Director Brian Trenchard-Smith was forced to axe over a dozen pages of the script, and the score would have to be largely realized electronically in order to save on personnel. As the film was pushed from a more detailed futuristic tale of corporate fascism satirising the ideals of Ronald Reagan to a more camp gore-fest in a Lucio Fulci mould, so too was the score pushed from classic orchestral to a blend of May's synth tinkering with various moonlighting members of the ABC Show Band and Melbourne Symphony Orchestra, in the process reflecting more of the resulting film's increased dark humour.
 
Collected in a richly detailed Dual Planet gatefold pressing that features blurbs from the director, producer Antony J. Ginnane and actor Roger Ward, a concise backstory from Miles Brown (the Night Terrors), and an endorsement from Death Waltz's Spencer Hickman on the jacket, the soundtrack is presented in two sides of solid rambling sound, cues and themes mushed together into long jumbles.
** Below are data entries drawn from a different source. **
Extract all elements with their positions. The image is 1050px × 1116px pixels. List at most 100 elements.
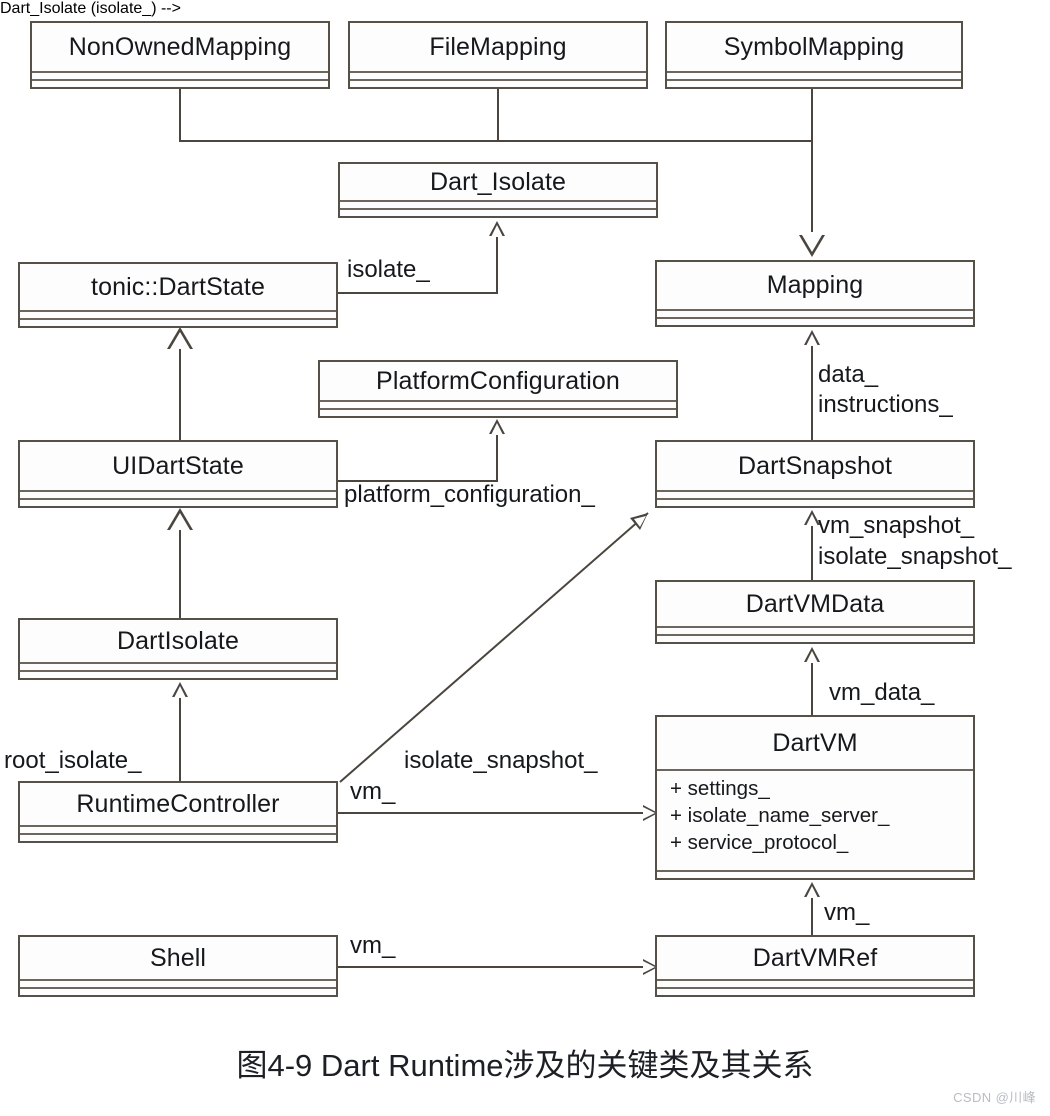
class-compartment-attributes <box>20 979 336 987</box>
connector-rootisolate <box>179 697 181 783</box>
class-compartment-attributes <box>350 71 646 79</box>
class-box-tonic-dartstate[interactable]: tonic::DartState <box>18 262 338 328</box>
class-box-shell[interactable]: Shell <box>18 935 338 997</box>
class-compartment-operations <box>657 634 973 642</box>
class-compartment-operations <box>657 317 973 325</box>
connector-dartsnapshot-to-mapping <box>811 345 813 442</box>
class-compartment-attributes <box>20 662 336 670</box>
arrowhead-platformconfig <box>489 419 505 435</box>
class-compartment-attributes <box>20 825 336 833</box>
class-box-symbolmapping[interactable]: SymbolMapping <box>665 21 963 89</box>
class-name-dart-isolate-handle: Dart_Isolate <box>430 167 566 196</box>
connector-dartvmref-to-dartvm <box>811 897 813 937</box>
class-compartment-operations <box>350 79 646 87</box>
class-compartment-attributes <box>657 626 973 634</box>
class-compartment-operations <box>32 79 328 87</box>
arrowhead-dartvm <box>804 882 820 898</box>
class-box-nonownedmapping[interactable]: NonOwnedMapping <box>30 21 330 89</box>
class-compartment-attributes <box>667 71 961 79</box>
class-name-dartvmdata: DartVMData <box>745 589 885 618</box>
class-compartment-operations <box>657 870 973 878</box>
connector-isolate-vertical <box>496 236 498 294</box>
class-name-runtimecontroller: RuntimeController <box>76 789 280 818</box>
connector-dartisolate-to-uidartstate <box>179 528 181 620</box>
class-attribute: + settings_ <box>670 777 770 800</box>
class-name-dartsnapshot: DartSnapshot <box>737 451 893 480</box>
class-box-uidartstate[interactable]: UIDartState <box>18 440 338 508</box>
class-compartment-attributes <box>657 979 973 987</box>
class-name-symbolmapping: SymbolMapping <box>723 32 905 61</box>
class-box-dart-isolate-handle[interactable]: Dart_Isolate <box>338 162 658 218</box>
csdn-watermark: CSDN @川峰 <box>953 1090 1036 1105</box>
connector-dartvmdata-to-dartsnapshot <box>811 525 813 583</box>
edge-label-root-isolate: root_isolate_ <box>4 747 142 774</box>
class-box-dartvm[interactable]: DartVM + settings_ + isolate_name_server… <box>655 715 975 880</box>
uml-diagram-canvas: Dart_Isolate (isolate_) --> NonOwnedMapp… <box>0 0 1050 1116</box>
class-compartment-operations <box>20 987 336 995</box>
class-attribute: + isolate_name_server_ <box>670 804 890 828</box>
class-compartment-attributes: + settings_ + isolate_name_server_ + ser… <box>657 769 973 870</box>
class-name-uidartstate: UIDartState <box>112 451 244 480</box>
arrowhead-isolate <box>489 221 505 237</box>
class-name-filemapping: FileMapping <box>429 32 567 61</box>
class-compartment-attributes <box>320 400 676 408</box>
connector-mapping-bus <box>179 140 813 142</box>
class-box-platformconfiguration[interactable]: PlatformConfiguration <box>318 360 678 418</box>
class-compartment-attributes <box>20 490 336 498</box>
edge-label-isolate: isolate_ <box>347 256 430 283</box>
edge-label-vm-runtimecontroller: vm_ <box>350 778 396 805</box>
edge-label-instructions: instructions_ <box>818 391 953 418</box>
edge-label-isolate-snapshot-diagonal: isolate_snapshot_ <box>404 747 598 774</box>
class-name-platformconfiguration: PlatformConfiguration <box>376 366 620 395</box>
class-compartment-operations <box>657 987 973 995</box>
connector-nonownedmapping-down <box>179 88 181 142</box>
class-compartment-operations <box>320 408 676 416</box>
generalization-triangle-tonicdartstate <box>167 327 193 349</box>
class-compartment-attributes <box>340 200 656 208</box>
edge-label-data: data_ <box>818 361 879 388</box>
connector-platformconfig-vertical <box>496 434 498 482</box>
class-compartment-operations <box>20 670 336 678</box>
class-compartment-operations <box>20 318 336 326</box>
class-compartment-operations <box>340 208 656 216</box>
connector-runtimecontroller-to-dartvm <box>338 812 644 814</box>
edge-label-isolate-snapshot: isolate_snapshot_ <box>818 543 1012 570</box>
class-compartment-attributes <box>32 71 328 79</box>
class-box-filemapping[interactable]: FileMapping <box>348 21 648 89</box>
class-name-dartvm: DartVM <box>772 728 858 757</box>
class-compartment-attributes <box>657 490 973 498</box>
arrowhead-mapping-data <box>804 330 820 346</box>
class-attribute: + service_protocol_ <box>670 831 849 855</box>
class-compartment-operations <box>20 498 336 506</box>
edge-label-vm-data: vm_data_ <box>829 679 935 706</box>
class-box-dartvmref[interactable]: DartVMRef <box>655 935 975 997</box>
class-box-dartisolate[interactable]: DartIsolate <box>18 618 338 680</box>
class-compartment-operations <box>667 79 961 87</box>
figure-caption: 图4-9 Dart Runtime涉及的关键类及其关系 <box>236 1048 814 1083</box>
connector-shell-to-dartvmref <box>338 966 644 968</box>
class-box-dartsnapshot[interactable]: DartSnapshot <box>655 440 975 508</box>
edge-label-platform-configuration: platform_configuration_ <box>344 481 595 508</box>
arrowhead-rootisolate <box>172 682 188 698</box>
class-compartment-attributes <box>20 310 336 318</box>
class-box-dartvmdata[interactable]: DartVMData <box>655 580 975 644</box>
connector-filemapping-down <box>497 88 499 142</box>
class-name-mapping: Mapping <box>766 271 864 299</box>
edge-label-vm-shell: vm_ <box>350 932 396 959</box>
class-name-dartvmref: DartVMRef <box>752 943 878 972</box>
class-box-mapping[interactable]: Mapping <box>655 260 975 327</box>
class-compartment-attributes <box>657 309 973 317</box>
edge-label-vm-snapshot: vm_snapshot_ <box>818 512 975 539</box>
connector-bus-to-mapping <box>811 140 813 232</box>
class-name-nonownedmapping: NonOwnedMapping <box>68 32 292 61</box>
class-name-tonic-dartstate: tonic::DartState <box>91 272 265 301</box>
connector-symbolmapping-down <box>811 88 813 142</box>
connector-uidartstate-to-tonicdartstate <box>179 348 181 442</box>
class-name-dartisolate: DartIsolate <box>117 626 239 655</box>
connector-dartvm-to-dartvmdata <box>811 662 813 718</box>
generalization-triangle-mapping <box>799 235 825 257</box>
connector-isolate-horizontal <box>338 292 498 294</box>
class-box-runtimecontroller[interactable]: RuntimeController <box>18 781 338 843</box>
generalization-triangle-uidartstate <box>167 508 193 530</box>
class-name-shell: Shell <box>149 943 207 972</box>
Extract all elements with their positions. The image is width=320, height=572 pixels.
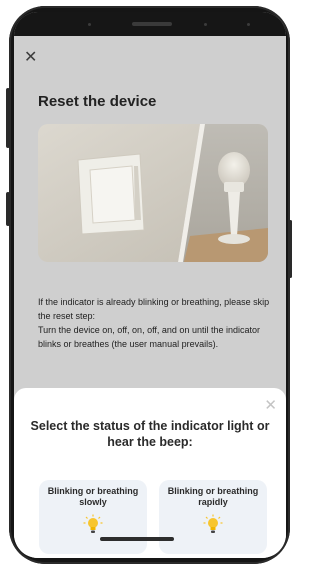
option-blinking-rapidly[interactable]: Blinking or breathing rapidly xyxy=(159,480,267,554)
reset-illustration xyxy=(38,124,268,262)
phone-screen: ✕ Reset the device If the indicator is a… xyxy=(14,12,286,558)
sensor-dot xyxy=(204,23,207,26)
volume-down-button xyxy=(6,192,10,226)
option-label: Blinking or breathing rapidly xyxy=(167,486,259,507)
volume-up-button xyxy=(6,88,10,148)
sensor-dot xyxy=(88,23,91,26)
earpiece-speaker xyxy=(132,22,172,26)
lightbulb-icon xyxy=(83,514,103,533)
option-label: Blinking or breathing slowly xyxy=(47,486,139,507)
instruction-line: Turn the device on, off, on, off, and on… xyxy=(38,325,260,349)
option-blinking-slowly[interactable]: Blinking or breathing slowly xyxy=(39,480,147,554)
lightbulb-icon xyxy=(203,514,223,533)
close-icon[interactable]: ✕ xyxy=(24,50,37,66)
wall-switch-and-lamp-image xyxy=(38,124,268,262)
close-icon[interactable]: ✕ xyxy=(264,398,277,413)
sheet-title: Select the status of the indicator light… xyxy=(30,419,270,449)
reset-instructions: If the indicator is already blinking or … xyxy=(38,295,274,351)
page-title: Reset the device xyxy=(38,93,157,110)
indicator-status-sheet: ✕ Select the status of the indicator lig… xyxy=(14,388,286,558)
power-button xyxy=(289,220,292,278)
reset-device-page: ✕ Reset the device If the indicator is a… xyxy=(14,36,286,558)
instruction-line: If the indicator is already blinking or … xyxy=(38,297,270,321)
status-bar xyxy=(14,12,286,36)
home-indicator[interactable] xyxy=(100,537,174,541)
front-camera xyxy=(247,23,250,26)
Knowing the backstory, it's completely understandable why the score feels so disjointed and rushed, with several sections seeming like half-realized ideas hastily hammered out, but there are some quality ideas in there that elevate the experience of the film. The score ended up like Elmer Bernstein and Goblin interpreting Phantom of the Opera, perfect for a film the director referred to as "a mash-up of 1984 at The Camp of Blood Island where they play The Most Dangerous Game," which doesn't even cover its zany werewolf action.